All of us, whether professional salespersons or purveyors of other things such as poetry, recipes for alcoholic beverages, songs, stories, yeasty starter dough, carry our wares with us on dark and shiny nights, many of us away from the sight lines of home, reliant instead on the skyline and artifact of places well beyond what is home.

You know your way home; your evening walks are no act of bravery to adventure.  You walk with one hundred percent certainty you will find your way.  Even when you were new to this neighborhood, there was no thought you would be lost or need the navigation devices on your iPhone, nor require instructions from some well-meaning stranger.

There is another kind of journey, more often than not undertaken under the equivalent of a cloudy sky, where there are no landmarks against which you may plot your course, navigate your way home, negotiate your sense of direction from an indifferent reality that has no care whatsoever if you do return home.

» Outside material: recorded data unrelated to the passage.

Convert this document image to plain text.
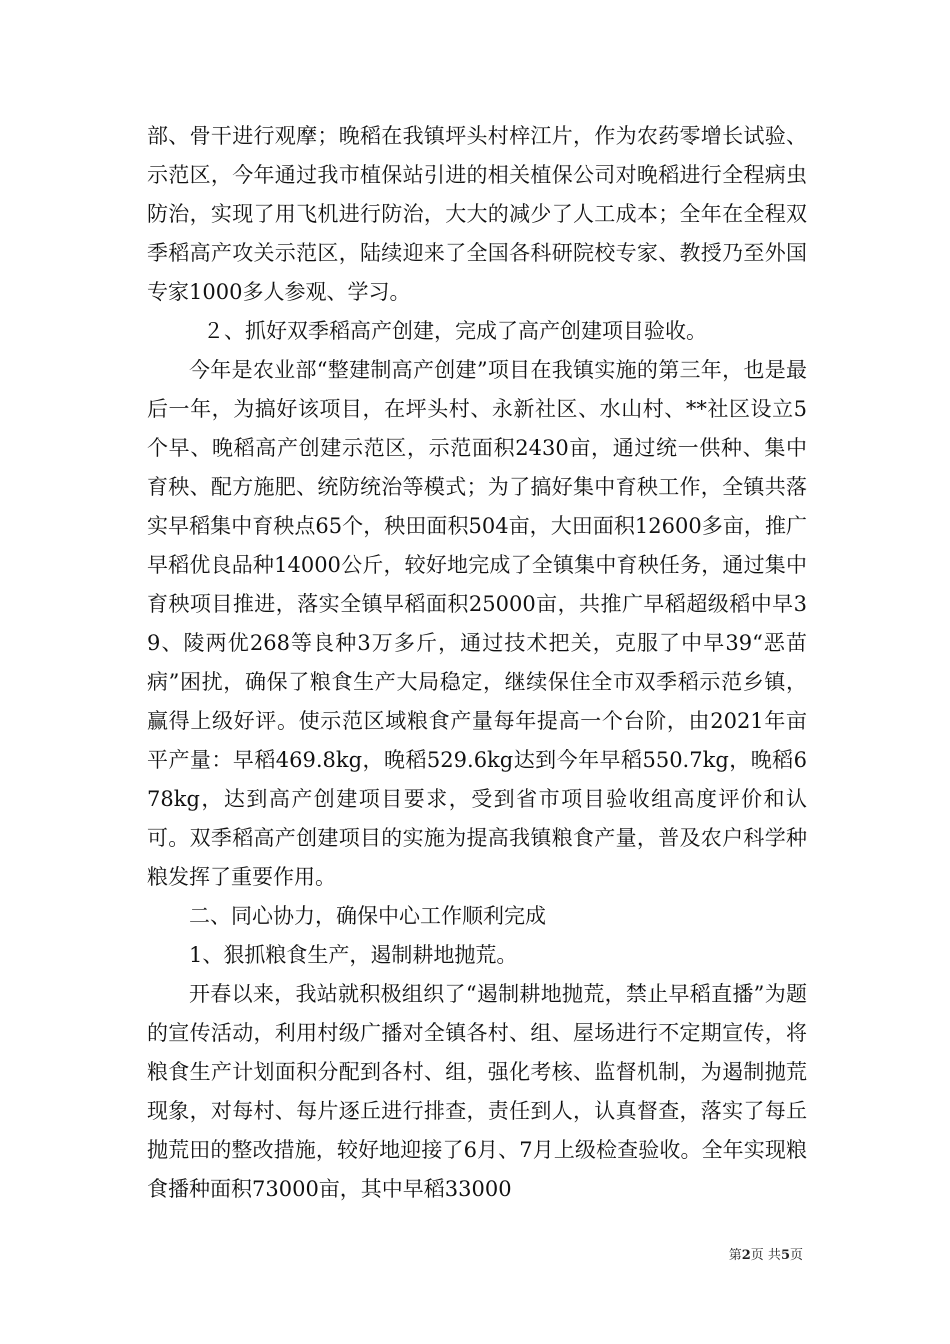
部、骨干进行观摩；晚稻在我镇坪头村梓江片，作为农药零增长试验、示范区，今年通过我市植保站引进的相关植保公司对晚稻进行全程病虫防治，实现了用飞机进行防治，大大的减少了人工成本；全年在全程双季稻高产攻关示范区，陆续迎来了全国各科研院校专家、教授乃至外国专家1000多人参观、学习。

２、抓好双季稻高产创建，完成了高产创建项目验收。

今年是农业部“整建制高产创建”项目在我镇实施的第三年，也是最后一年，为搞好该项目，在坪头村、永新社区、水山村、**社区设立5个早、晚稻高产创建示范区，示范面积2430亩，通过统一供种、集中育秧、配方施肥、统防统治等模式；为了搞好集中育秧工作，全镇共落实早稻集中育秧点65个，秧田面积504亩，大田面积12600多亩，推广早稻优良品种14000公斤，较好地完成了全镇集中育秧任务，通过集中育秧项目推进，落实全镇早稻面积25000亩，共推广早稻超级稻中早39、陵两优268等良种3万多斤，通过技术把关，克服了中早39“恶苗病”困扰，确保了粮食生产大局稳定，继续保住全市双季稻示范乡镇，赢得上级好评。使示范区域粮食产量每年提高一个台阶，由2021年亩平产量：早稻469.8kg，晚稻529.6kg达到今年早稻550.7kg，晚稻678kg，达到高产创建项目要求，受到省市项目验收组高度评价和认可。双季稻高产创建项目的实施为提高我镇粮食产量，普及农户科学种粮发挥了重要作用。

二、同心协力，确保中心工作顺利完成

1、狠抓粮食生产，遏制耕地抛荒。

开春以来，我站就积极组织了“遏制耕地抛荒，禁止早稻直播”为题的宣传活动，利用村级广播对全镇各村、组、屋场进行不定期宣传，将粮食生产计划面积分配到各村、组，强化考核、监督机制，为遏制抛荒现象，对每村、每片逐丘进行排查，责任到人，认真督查，落实了每丘抛荒田的整改措施，较好地迎接了6月、7月上级检查验收。全年实现粮食播种面积73000亩，其中早稻33000

第2页 共5页
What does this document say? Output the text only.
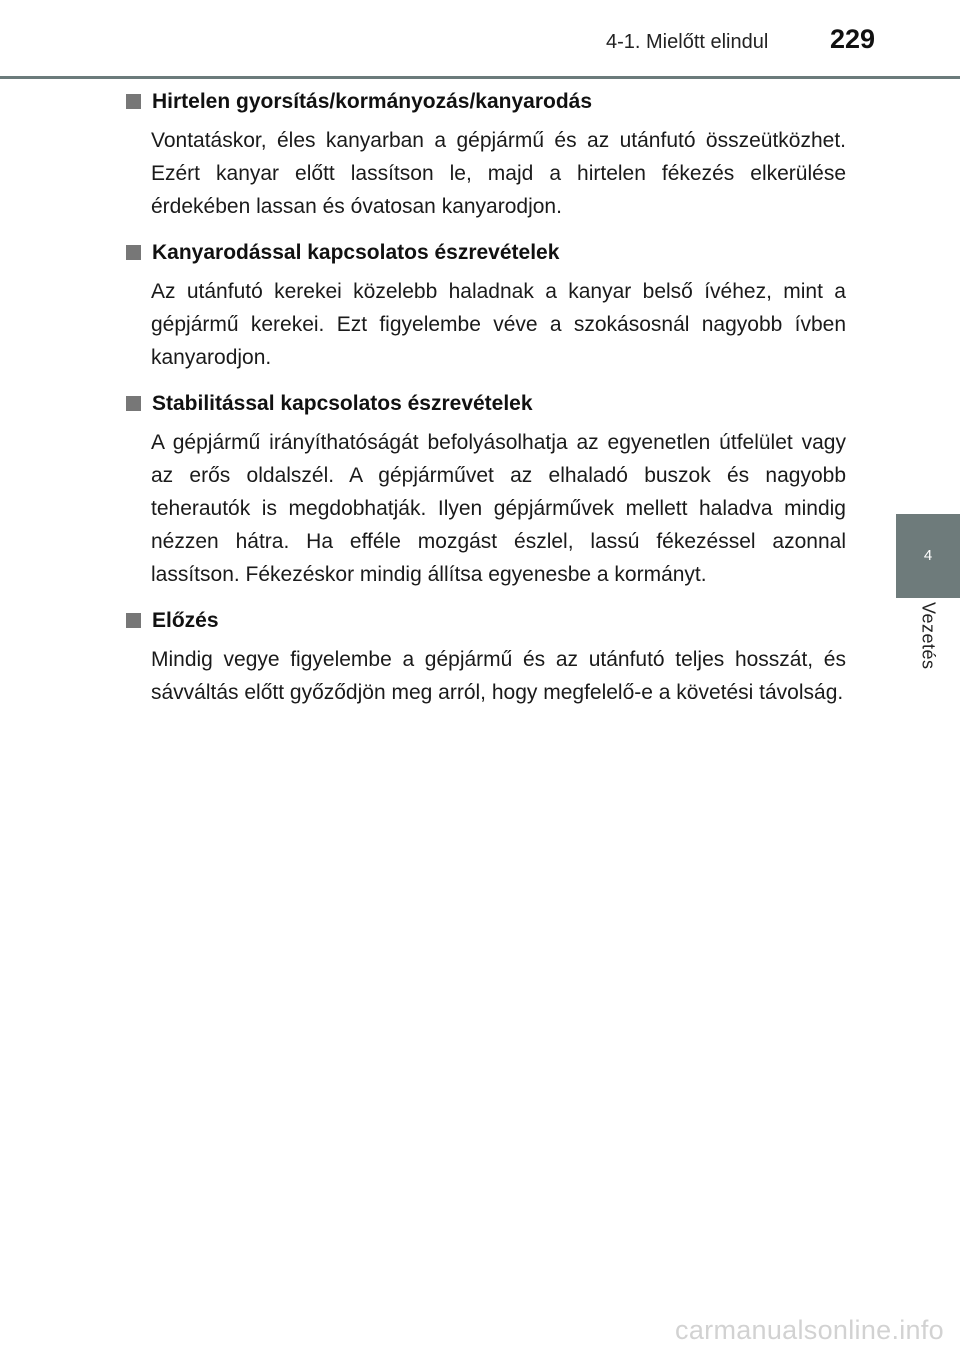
4-1. Mielőtt elindul 229
4
Vezetés
Hirtelen gyorsítás/kormányozás/kanyarodás

Vontatáskor, éles kanyarban a gépjármű és az utánfutó összeütközhet. Ezért kanyar előtt lassítson le, majd a hirtelen fékezés elkerülése érdekében lassan és óvatosan kanyarodjon.

Kanyarodással kapcsolatos észrevételek

Az utánfutó kerekei közelebb haladnak a kanyar belső ívéhez, mint a gépjármű kerekei. Ezt figyelembe véve a szokásosnál nagyobb ívben kanyarodjon.

Stabilitással kapcsolatos észrevételek

A gépjármű irányíthatóságát befolyásolhatja az egyenetlen útfelület vagy az erős oldalszél. A gépjárművet az elhaladó buszok és nagyobb teherautók is megdobhatják. Ilyen gépjárművek mellett haladva mindig nézzen hátra. Ha efféle mozgást észlel, lassú fékezéssel azonnal lassítson. Fékezéskor mindig állítsa egyenesbe a kormányt.

Előzés

Mindig vegye figyelembe a gépjármű és az utánfutó teljes hosszát, és sávváltás előtt győződjön meg arról, hogy megfelelő-e a követési távolság.

carmanualsonline.info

This is the journey of a new project, one you've experienced enough recognition from to understand that you will take this voice, if only to see where it will lead you.  The more you are of this frame of mind, the more attractive the journey will seem and the greater the likelihood that at some point in the journey, you will have the incredible sense of loss you associate with having the metaphoric broken heart.

You've had this broken heart experience often enough to know it is a common thread to your existence and to your survival.  A person you care for dies.  An animal you care for dies.  A dream you've put forth some effort to steer into the garage of reality turns to dust before your eyes or comes apart in your hands.  A story that led you to some incredible vantage point has run off on you, without leaving so much as a farewell note.

This intense rush of feeling has nothing to do with envy or jealousy.  The feeling is the irrevocable sense of loss you feel when your heart is broken.

Starting out on the voyage of a new project puts you in the immediate risk of being drawn beyond the coast line, which you understand and accept.  The project will begin talking to you in direct proportion to the distance you are away from any landmark.  The project may grow tired of your fumbling along the way, tell you to go fuck yourself, then be gone.  The project may ask you in a voice loud enough for you to fear everyone about you being able to hear.  What were you thinking? the voice asks.

You have developed an answer to that.  I was told to believe, you tell it, that there would be some delivered understanding or knowledge at the end of this project.

And you fucking believed those assurances?

You are on such a project now, neither fearful nor confident, for a certainty neither under nor over confident.  You are far enough now from the shore line. You see one little blob of light against the overcast, a blob you take to be your own enthusiasm for the project.

You've been in this business long enough to understand how you might get your heart broken.  With every new sentence, you hear voices, variously saying yay or asking if you are out of your fucking mind.

It seemed like a good idea at the time, you say, then you read back to the last sentence where you heard the voice offering you a note of encouragement.